Auch der Referentenentwurf des „Gesetzes zum Verbraucherschutz im Inkassorecht“ greift diese Thematik auf und führt aus: „Da Rechtsanwältinnen, Rechtsanwälte und Inkassodienstleister in Anbetracht des § 280 Absatz 1 Satz 1 BGB in Bezug auf die durch ihre Einschaltung entstandenen Kosten nur den ihrem Auftraggeber tatsächlich entstandenen Schaden geltend machen dürfen, dürfen sie den Schuldnern eigentlich nur solche Beträge in Rechnung stellen, deren Ausgleich zwischen ihnen und dem Gläubiger auch wirklich vereinbart wurden; anderenfalls dürfte sich die Forderung auf Ersatz eines tatsächlich nicht entstandenen Schadens als Betrug darstellen. Wie diese Vorgaben im Fall einer vollständigen Pauschalierung der Vergütungsvereinbarung eingehalten werden, ist kaum erkennbar. Allerdings kann eine rechtswidrige Geltendmachung auch relativ leicht dadurch umgangen werden, dass zwischen Gläubiger und Rechtsanwältin, Rechtsanwalt oder Inkassodienstleister zwar eine Vergütungsvereinbarung auf der Basis des RVG getroffen wird, jedoch zusätzlich vereinbart wird, dass die Rechtsanwältin, der Rechtsanwalt oder der Inkassodienstleister im Fall eines erfolglosen Forderungseinzugs die geltend gemachte Kostenforderung an Erfüllungs statt annimmt.“
Trotz dieser Erkenntnis sieht der Referentenentwurf unverständlicherweise keinen Regelungsbedarf in dieser Frage, obwohl sogenannte Umgehungsgeschäfte in der Regel nichtig sind. Hier bedarf es nach Ansicht des AK InkassoWatch und der BAG Schuldnerberatung dringend einer Korrektur bzw. ergänzender Regelungen. Wenn – wie im Referentenentwurf ausdrücklich feststellt wird – eine „rechtswidrige Geltendmachung von Inkassokosten vorliegt, müssen auch notwendige Maßnahmen ergriffen werden, um Umgehungsstrategien zu verhindern.“ In ihrer Stellungnahme schlagen sie deshalb vor, Inkassounternehmen im Rahmen ihrer Informations- und darlegungspflichten zur Vorlage der Vergütungsvereinbarung verpflichtet werden, um sicherzustellen, dass nur die tatsächlich anfallenden, im Rahmen des Verzugsschadens nach § 286 BGB erstattungsfähigen Aufwendungen des Gläubigers in Rechnung gestellt werden. Eine solche Regelung hatte auch die Verbraucherschutzministerkonferenz schon 2018 vorgeschlagen.
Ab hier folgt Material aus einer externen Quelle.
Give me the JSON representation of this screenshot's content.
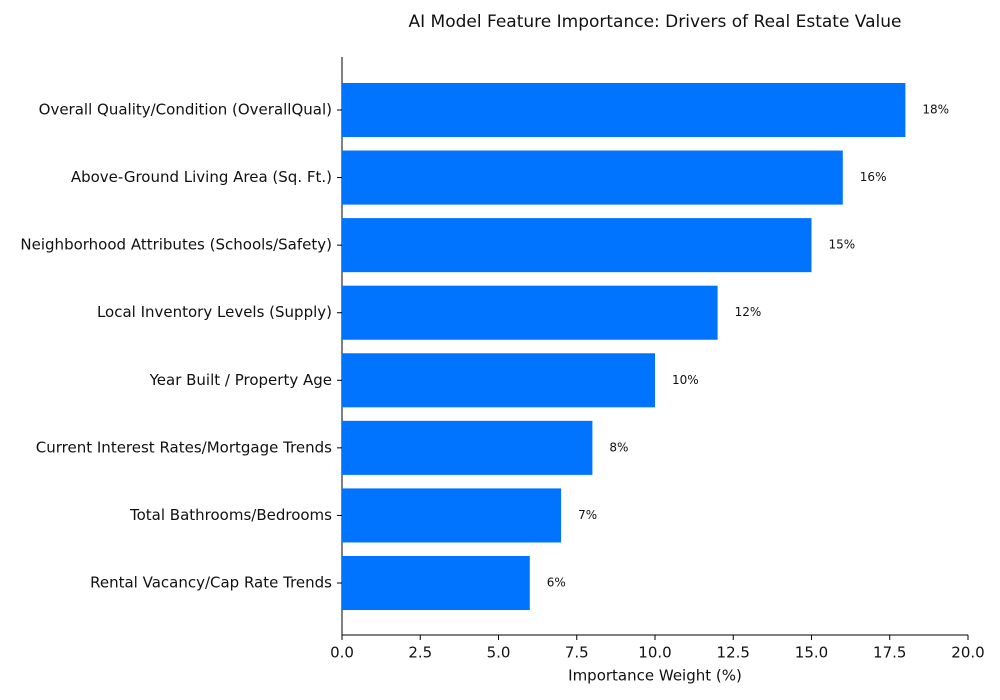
{
  "chart_data": {
    "type": "barh",
    "title": "AI Model Feature Importance: Drivers of Real Estate Value",
    "xlabel": "Importance Weight (%)",
    "categories": [
      "Overall Quality/Condition (OverallQual)",
      "Above-Ground Living Area (Sq. Ft.)",
      "Neighborhood Attributes (Schools/Safety)",
      "Local Inventory Levels (Supply)",
      "Year Built / Property Age",
      "Current Interest Rates/Mortgage Trends",
      "Total Bathrooms/Bedrooms",
      "Rental Vacancy/Cap Rate Trends"
    ],
    "values": [
      18,
      16,
      15,
      12,
      10,
      8,
      7,
      6
    ],
    "value_labels": [
      "18%",
      "16%",
      "15%",
      "12%",
      "10%",
      "8%",
      "7%",
      "6%"
    ],
    "color": "#0074ff",
    "xlim": [
      0,
      20
    ],
    "xticks": [
      {
        "value": 0,
        "label": "0.0"
      },
      2.5,
      {
        "value": 5,
        "label": "5.0"
      },
      7.5,
      {
        "value": 10,
        "label": "10.0"
      },
      12.5,
      {
        "value": 15,
        "label": "15.0"
      },
      17.5,
      {
        "value": 20,
        "label": "20.0"
      }
    ],
    "grid": false
  }
}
Auch Hartmann zieht das Fazit, dass „die schadensrechtliche Grundlage von vermutlich mehreren hundert Millionen Euro Inkassogebühren, die von Verbrauchern jährlich gezahlt werden, überprüft werden sollte, ist überfällig.“ Der Gesetzgeber ist also dringend aufgefordert, an diesem Punkt nachzubessern.
Aus schuldnerberaterischer Sicht sollte die Frage der „fiktiven“ Inkassokosten bei der Forderungsüberprüfung verstärkt in den Fokus genommen werden. Hier bietet es sich an, Inkassokosten zunächst vorläufig zu bestreiten, bis das Inkassounternehmen dargelegt hat, dass die geforderten Inkassokosten auch tatsächlich gezahlt wurden. Gfs. sollten im gerichtlichen Mahnverfahren entsprechende Teilwidersprüche bzw. -einsprüche eingelegt werden. Auch im Rahmen eines Verbraucherinsolvenzverfahrens bietet es sich zumindest an, diese Kosten im Antrag besonders zu kennzeichnen und zu erläutern, damit Insolvenzverwalter bei der Forderungsfeststellung entsprechende Prüfungen vornehmen (können).